Чуть он вздремнет, падал стул в комнате, так, сам собою, или с шумом разбивалась старая, негодная посуда в соседней комнате, а не то зашумят дети — хоть вон беги! Если это не поможет, раздавался ее кроткий голос: она звала его и спрашивала о чем-нибудь.
Дорожка сада продолжена была в огород, и Илья Ильич совершал утром и вечером по ней двухчасовое хождение. С ним ходила она, а нельзя ей, так Маша, или Ваня, или старый знакомый, безответный, всему покорный и на все согласный Алексеев.
Вот Илья Ильич идет медленно по дорожке, опираясь на плечо Вани. Ваня уж почти юноша, в гимназическом мундире, едва сдерживает свой бодрый, торопливый шаг, подлаживаясь под походку Ильи Ильича. Обломов не совсем свободно ступает одной ногой — следы удара.
— Ну, пойдем, Ванюша, в комнату! — сказал он.
Они было направились к двери. Навстречу им появилась Агафья Матвеевна.
— Куда это вы так рано? — спросила она, не давая войти.
— Что за рано! Мы раз двадцать взад и вперед прошли, а ведь отсюда до забора пятьдесят сажен — значит, две версты.
— Сколько раз прошли? — спросила она Ванюшу.
Тот было замялся.
— Не ври, смотри у меня! — грозила она, глядя ему в глаза. — Я сейчас увижу. Помни воскресенье, не пущу в гости.
— Нет, маменька. право, мы раз… двенадцать прошли.
— Ах ты, плут этакой! — сказал Обломов. — Ты все акацию щипал, а я считал всякий раз…
— Нет, походите еще: у меня и уха не готова! — решила хозяйка и захлопнула перед ними дверь.
И Обломов волей-неволей отсчитал еще восемь раз, потом уже пришел в комнату.
Там, на большом круглом столе, дымилась уха. Обломов сел на свое место, один на диване, около него, справа на стуле, Агафья Матвеевна, налево, на маленьком детском стуле с задвижкой, усаживался какой-то ребенок лет трех. Подле него садилась Маша, уже девочка лет тринадцати, потом Ваня и, наконец, в этот день и Алексеев сидел напротив Обломова.
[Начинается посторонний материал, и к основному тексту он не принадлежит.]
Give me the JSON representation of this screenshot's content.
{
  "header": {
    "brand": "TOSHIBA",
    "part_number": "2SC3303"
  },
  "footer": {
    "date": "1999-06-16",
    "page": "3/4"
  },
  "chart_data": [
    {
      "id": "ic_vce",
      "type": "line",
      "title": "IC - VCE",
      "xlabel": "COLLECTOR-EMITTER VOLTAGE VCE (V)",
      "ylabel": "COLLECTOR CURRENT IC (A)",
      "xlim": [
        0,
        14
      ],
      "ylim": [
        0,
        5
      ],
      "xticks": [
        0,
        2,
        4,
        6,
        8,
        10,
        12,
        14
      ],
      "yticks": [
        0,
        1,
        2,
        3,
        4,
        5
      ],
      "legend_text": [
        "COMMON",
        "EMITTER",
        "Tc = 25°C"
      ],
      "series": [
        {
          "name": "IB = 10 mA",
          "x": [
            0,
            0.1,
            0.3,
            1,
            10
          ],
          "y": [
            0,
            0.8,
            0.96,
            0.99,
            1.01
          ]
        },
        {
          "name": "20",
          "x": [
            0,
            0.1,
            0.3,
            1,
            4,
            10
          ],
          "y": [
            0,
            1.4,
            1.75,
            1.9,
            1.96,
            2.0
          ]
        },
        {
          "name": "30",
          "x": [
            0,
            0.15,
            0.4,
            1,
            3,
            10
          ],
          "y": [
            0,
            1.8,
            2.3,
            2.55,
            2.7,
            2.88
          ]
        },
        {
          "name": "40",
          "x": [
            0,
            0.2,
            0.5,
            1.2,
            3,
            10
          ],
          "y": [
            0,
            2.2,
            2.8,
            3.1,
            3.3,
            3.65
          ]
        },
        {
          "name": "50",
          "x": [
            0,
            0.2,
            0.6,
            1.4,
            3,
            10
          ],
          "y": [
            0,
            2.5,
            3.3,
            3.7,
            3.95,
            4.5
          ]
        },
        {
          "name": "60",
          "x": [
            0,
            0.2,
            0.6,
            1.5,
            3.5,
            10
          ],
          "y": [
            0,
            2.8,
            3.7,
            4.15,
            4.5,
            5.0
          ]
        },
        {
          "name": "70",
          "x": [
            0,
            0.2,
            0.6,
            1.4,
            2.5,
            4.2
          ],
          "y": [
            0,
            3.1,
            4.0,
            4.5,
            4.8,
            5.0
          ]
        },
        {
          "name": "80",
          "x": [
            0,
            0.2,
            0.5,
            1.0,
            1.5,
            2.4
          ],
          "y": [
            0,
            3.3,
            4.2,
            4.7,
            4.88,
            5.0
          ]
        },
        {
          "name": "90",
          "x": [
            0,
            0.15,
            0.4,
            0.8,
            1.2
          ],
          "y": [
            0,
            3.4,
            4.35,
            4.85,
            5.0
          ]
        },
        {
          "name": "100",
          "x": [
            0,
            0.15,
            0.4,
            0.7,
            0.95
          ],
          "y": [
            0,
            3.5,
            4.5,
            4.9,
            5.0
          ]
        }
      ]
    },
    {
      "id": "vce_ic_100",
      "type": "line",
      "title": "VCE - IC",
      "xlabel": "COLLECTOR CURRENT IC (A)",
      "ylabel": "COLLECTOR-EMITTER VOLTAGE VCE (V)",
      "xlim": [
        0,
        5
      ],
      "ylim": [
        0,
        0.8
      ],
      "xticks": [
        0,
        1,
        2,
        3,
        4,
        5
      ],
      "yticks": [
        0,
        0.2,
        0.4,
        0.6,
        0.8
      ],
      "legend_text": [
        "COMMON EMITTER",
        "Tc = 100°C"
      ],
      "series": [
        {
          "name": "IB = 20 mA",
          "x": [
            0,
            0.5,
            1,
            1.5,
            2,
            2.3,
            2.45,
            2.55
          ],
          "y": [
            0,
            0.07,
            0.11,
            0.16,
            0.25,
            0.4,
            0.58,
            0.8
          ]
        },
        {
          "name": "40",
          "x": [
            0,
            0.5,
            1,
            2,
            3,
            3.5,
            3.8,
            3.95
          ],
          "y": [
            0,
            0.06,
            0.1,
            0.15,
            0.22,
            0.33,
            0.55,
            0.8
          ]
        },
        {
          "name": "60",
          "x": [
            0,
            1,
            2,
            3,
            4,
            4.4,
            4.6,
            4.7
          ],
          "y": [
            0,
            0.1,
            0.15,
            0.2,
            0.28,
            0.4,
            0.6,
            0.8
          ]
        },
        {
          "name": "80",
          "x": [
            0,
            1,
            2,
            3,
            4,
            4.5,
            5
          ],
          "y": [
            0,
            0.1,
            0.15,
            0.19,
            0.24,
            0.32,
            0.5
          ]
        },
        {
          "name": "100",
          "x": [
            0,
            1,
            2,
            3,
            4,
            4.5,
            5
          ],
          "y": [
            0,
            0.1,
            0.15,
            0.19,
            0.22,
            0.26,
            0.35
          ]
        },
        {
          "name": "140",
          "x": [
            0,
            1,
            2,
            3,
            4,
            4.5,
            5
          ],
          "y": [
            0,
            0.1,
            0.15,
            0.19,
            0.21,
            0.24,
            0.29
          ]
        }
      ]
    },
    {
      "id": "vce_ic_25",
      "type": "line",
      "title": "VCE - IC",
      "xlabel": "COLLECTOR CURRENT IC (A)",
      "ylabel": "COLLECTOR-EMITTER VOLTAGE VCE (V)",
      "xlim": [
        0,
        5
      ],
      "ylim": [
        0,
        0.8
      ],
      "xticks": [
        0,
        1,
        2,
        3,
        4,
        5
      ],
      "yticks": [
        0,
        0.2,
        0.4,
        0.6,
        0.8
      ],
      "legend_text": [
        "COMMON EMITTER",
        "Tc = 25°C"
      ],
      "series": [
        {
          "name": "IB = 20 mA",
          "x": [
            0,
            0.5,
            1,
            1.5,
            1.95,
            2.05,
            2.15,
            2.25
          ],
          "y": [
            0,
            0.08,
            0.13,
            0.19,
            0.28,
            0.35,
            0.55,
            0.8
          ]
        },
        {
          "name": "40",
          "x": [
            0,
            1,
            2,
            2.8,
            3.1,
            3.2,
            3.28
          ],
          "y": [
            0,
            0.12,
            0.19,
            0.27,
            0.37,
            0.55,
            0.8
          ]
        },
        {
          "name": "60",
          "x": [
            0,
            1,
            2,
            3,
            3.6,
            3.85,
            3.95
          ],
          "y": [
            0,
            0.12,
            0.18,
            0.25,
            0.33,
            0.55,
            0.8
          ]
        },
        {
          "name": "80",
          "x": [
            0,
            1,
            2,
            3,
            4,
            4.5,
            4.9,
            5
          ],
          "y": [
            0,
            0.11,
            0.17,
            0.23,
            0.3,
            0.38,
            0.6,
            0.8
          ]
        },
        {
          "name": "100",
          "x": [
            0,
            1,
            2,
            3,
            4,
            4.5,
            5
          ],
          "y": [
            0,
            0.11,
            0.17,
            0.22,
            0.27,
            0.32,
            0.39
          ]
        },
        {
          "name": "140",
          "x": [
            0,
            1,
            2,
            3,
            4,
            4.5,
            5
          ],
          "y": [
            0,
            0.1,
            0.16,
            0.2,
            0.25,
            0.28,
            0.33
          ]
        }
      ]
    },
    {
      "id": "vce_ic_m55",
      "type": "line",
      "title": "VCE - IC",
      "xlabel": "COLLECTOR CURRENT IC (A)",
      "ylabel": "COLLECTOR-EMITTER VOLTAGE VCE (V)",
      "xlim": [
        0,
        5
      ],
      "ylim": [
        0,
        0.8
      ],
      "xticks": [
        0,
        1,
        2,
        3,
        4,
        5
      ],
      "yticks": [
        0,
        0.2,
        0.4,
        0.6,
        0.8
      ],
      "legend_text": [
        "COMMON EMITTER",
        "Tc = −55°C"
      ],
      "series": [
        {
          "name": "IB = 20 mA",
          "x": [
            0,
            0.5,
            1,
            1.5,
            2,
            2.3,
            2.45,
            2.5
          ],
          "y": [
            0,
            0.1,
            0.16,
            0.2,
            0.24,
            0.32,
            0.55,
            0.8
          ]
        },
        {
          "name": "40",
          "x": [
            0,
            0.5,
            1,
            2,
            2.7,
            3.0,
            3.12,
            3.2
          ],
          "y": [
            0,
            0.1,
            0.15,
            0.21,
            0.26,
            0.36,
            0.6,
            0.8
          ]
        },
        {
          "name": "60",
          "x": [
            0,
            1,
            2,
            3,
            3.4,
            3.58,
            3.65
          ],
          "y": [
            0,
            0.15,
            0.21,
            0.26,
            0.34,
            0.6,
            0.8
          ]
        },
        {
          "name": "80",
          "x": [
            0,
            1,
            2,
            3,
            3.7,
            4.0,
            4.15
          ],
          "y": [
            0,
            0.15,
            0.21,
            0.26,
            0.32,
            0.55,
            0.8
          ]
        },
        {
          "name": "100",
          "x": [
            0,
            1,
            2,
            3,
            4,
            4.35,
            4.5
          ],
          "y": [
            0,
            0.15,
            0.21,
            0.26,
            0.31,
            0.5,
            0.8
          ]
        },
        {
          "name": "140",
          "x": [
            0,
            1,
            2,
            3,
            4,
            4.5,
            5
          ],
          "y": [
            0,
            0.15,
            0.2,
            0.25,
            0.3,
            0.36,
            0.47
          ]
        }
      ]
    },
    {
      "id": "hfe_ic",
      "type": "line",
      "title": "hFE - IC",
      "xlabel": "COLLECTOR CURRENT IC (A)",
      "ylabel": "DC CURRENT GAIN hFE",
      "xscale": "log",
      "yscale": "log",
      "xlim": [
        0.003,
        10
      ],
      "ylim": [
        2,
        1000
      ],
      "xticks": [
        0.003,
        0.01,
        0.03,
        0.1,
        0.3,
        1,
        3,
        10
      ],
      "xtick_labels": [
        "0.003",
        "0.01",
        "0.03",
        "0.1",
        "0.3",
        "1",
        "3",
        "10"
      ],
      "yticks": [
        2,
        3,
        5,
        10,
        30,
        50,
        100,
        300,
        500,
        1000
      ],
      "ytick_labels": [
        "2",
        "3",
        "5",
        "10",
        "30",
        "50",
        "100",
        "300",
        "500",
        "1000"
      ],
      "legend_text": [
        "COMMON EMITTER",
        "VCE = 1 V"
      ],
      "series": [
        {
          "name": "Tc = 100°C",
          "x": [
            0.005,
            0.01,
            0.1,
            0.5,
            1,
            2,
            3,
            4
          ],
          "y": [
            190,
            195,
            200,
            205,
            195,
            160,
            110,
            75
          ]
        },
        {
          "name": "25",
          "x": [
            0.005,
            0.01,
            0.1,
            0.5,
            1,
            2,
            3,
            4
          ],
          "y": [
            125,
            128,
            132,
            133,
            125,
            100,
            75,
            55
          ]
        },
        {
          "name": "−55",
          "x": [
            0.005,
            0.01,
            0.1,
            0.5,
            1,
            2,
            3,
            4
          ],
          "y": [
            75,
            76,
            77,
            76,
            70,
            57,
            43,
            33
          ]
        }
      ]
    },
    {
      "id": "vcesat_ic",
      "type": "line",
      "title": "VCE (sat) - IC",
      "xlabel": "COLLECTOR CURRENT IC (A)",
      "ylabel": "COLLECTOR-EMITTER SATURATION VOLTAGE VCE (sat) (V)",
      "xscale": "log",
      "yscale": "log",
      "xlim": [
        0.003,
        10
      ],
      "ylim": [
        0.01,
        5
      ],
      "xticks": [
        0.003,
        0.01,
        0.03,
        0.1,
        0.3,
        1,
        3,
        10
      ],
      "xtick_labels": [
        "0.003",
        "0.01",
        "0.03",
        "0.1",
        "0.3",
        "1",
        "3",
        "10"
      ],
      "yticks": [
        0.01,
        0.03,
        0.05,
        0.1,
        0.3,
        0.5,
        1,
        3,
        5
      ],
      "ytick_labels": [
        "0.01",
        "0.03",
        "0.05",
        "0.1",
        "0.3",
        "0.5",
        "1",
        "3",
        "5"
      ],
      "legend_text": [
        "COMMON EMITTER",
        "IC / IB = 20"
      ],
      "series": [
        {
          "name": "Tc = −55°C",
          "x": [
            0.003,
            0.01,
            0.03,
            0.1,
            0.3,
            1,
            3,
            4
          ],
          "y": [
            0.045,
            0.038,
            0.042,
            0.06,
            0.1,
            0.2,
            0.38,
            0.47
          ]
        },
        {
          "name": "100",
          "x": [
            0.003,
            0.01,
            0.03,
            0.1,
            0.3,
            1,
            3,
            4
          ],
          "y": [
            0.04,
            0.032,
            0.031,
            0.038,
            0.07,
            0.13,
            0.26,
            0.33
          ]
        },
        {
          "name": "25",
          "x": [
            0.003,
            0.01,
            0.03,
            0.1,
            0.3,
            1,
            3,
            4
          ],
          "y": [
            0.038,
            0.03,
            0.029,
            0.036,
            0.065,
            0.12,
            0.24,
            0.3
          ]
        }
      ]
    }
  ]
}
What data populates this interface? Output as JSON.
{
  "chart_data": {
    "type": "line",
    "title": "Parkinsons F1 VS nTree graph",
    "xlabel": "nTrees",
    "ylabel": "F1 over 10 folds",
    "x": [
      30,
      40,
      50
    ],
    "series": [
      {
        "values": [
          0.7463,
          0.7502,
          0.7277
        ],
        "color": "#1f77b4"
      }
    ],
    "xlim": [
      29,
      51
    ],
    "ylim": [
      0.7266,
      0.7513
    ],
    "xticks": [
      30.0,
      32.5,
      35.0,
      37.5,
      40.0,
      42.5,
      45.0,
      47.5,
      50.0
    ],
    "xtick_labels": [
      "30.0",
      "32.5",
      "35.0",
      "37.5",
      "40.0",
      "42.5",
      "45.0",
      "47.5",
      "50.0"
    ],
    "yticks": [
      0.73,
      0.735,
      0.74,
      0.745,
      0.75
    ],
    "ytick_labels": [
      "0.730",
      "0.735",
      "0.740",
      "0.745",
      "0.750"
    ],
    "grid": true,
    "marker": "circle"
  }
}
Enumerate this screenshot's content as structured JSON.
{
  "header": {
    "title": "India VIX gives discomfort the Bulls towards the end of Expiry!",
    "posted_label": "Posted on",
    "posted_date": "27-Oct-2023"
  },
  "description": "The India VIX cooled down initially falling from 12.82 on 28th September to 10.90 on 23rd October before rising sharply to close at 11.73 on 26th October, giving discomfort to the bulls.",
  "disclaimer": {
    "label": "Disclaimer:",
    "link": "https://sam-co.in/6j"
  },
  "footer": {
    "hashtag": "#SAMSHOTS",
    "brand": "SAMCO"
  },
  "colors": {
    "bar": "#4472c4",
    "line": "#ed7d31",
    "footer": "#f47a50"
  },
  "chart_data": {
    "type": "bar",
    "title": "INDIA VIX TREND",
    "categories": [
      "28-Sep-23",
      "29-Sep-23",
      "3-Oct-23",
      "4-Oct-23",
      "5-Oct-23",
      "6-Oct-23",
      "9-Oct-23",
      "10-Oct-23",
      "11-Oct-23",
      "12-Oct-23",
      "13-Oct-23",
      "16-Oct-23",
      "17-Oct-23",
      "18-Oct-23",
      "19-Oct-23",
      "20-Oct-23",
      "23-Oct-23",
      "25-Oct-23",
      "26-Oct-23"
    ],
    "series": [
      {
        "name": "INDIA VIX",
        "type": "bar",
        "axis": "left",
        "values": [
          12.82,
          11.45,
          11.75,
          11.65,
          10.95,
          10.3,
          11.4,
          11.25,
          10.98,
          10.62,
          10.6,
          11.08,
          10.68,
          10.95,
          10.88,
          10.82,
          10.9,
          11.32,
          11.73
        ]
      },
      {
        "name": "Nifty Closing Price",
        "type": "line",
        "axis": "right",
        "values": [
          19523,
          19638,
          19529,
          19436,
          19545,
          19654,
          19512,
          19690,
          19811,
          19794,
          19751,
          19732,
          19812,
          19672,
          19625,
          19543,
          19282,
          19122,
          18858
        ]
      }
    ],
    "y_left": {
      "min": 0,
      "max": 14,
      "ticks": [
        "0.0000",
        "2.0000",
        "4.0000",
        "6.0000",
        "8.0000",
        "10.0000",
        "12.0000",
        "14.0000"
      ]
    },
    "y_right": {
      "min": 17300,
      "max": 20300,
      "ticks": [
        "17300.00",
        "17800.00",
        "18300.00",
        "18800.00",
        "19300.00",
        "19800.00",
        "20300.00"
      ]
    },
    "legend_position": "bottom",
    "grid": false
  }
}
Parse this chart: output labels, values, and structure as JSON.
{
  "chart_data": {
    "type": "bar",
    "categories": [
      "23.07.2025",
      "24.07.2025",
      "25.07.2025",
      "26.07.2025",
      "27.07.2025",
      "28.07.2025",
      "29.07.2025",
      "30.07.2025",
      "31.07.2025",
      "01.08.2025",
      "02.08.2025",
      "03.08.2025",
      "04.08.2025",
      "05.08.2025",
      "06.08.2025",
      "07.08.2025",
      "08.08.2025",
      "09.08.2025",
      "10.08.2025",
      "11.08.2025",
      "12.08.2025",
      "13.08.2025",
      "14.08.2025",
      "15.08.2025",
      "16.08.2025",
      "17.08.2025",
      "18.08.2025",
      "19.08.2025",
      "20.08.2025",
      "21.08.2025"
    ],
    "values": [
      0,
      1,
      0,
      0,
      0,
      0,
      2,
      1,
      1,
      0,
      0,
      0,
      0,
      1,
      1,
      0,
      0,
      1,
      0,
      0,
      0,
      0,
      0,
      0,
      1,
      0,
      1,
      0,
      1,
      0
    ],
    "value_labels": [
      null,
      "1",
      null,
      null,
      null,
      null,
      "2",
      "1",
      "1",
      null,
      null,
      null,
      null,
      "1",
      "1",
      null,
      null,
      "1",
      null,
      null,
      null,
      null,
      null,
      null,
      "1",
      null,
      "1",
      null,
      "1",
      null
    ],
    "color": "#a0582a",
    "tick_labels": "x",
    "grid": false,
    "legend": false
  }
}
— Вот постойте, дайте еще я положу вам ершика: жирный такой попался! — говорила Агафья Матвеевна, подкладывая Обломову в тарелку ершика.
— Хорошо бы к этому пирог! — сказал Обломов.
— Забыла, право забыла! А хотела еще с вечера, да память у меня словно отшибло! — схитрила Агафья Матвеевна.
— И вам тоже, Иван Алексеич, забыла капусты к котлетам приготовить, — прибавила она, обращаясь к Алексееву. — Не взыщите.
И опять схитрила.
— Ничего-с: я все могу есть, — сказал Алексеев.
— Что это, в самом деле, не приготовят ему ветчины с горошком или бифштекс? — спросил Обломов. — Он любит…
— Сама ходила, смотрела, Илья Ильич, не было хорошей говядины!.. Зато вам кисель из вишневого сиропа велела сделать: знаю, что вы охотник, — добавила она, обращаясь к Алексееву.
Кисель был безвреден для Ильи Ильича, и потому его должен был любить и есть на все согласный Алексеев.